I plan getting Garry's Mod, Plants vs Zombies, and Left 4 Dead 2 (and one, perhaps) when I have some spare money, and Portal 2 when it comes out.


----------



## Blastoise Fortooate (Aug 7, 2010)

...I reeally only use it for Portal.


----------



## Zora of Termina (Aug 7, 2010)

Blastoise said:


> ...I reeally only use it for Portal.


This.

Don't have money for anything else, and Portal was free at the time. :l


----------



## Murkrow (Aug 7, 2010)

I first got it when I got the Orange Box back in 2007. Now I have loads more games though, blame the sales going on a month ago for tripling my games list length.

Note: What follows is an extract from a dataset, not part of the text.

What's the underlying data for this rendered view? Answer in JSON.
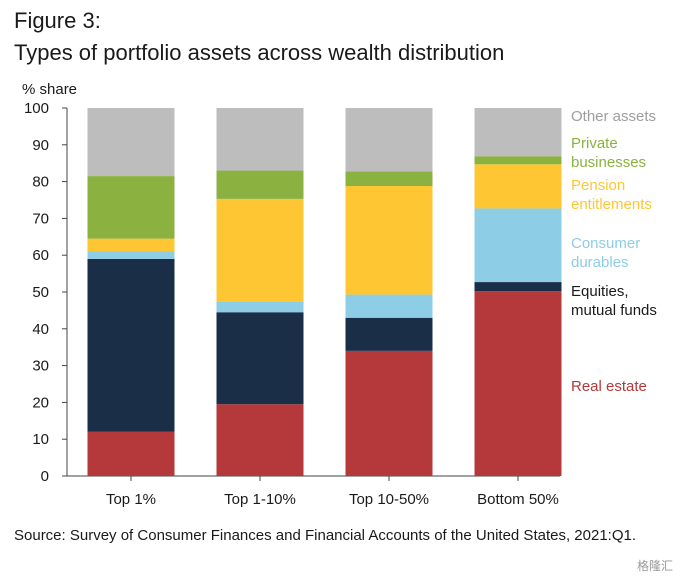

Not sure what my favourite game is but my favourite multiplayer game is Team Fortress 2. Even though I suck at it.

Here's my profile


----------



## Bluberry Bat (Aug 7, 2010)

I suppose it's about time for a general-Steam-topic.

Herp Derp.

Unsurprisingly, you'll usually find me in TF2. I also partake in the mass genocide of zombies, though unfortunately my computer hates the first iteration more than Francis hates Ayne Rand and likes to crash out after a chapter or two, so I must wait until I can actually get a -decent- computer to play that more.
I have GMod but really don't play it multiplayer, and a handful of cheap and/or free and obligatory Orange Box HL2 set games I don't really play anymore.


----------



## H-land (Aug 8, 2010)

Wow.
I have Steam, too, but.
I've got 32 games on it, according to Steam.
And I still don't think I've played them all (because I still haven't finished Shadow of Chernobyl, and won't start Clear Sky until I do), and... Yeah.

Haven't been doing much on it lately since I've been playing Minecraft. I was just working on maps for TF2 before that, though. Need to get back to that some time.


----------



## benwayshouse (Aug 9, 2010)

i have it. i only have portal; it was because of the steam for mac deal, so i got portal for free if i registered for steam. it runs flawlessly on my macbook pro, actually :3


----------



## Ether's Bane (Aug 18, 2010)

Wrong forum, buddy.


----------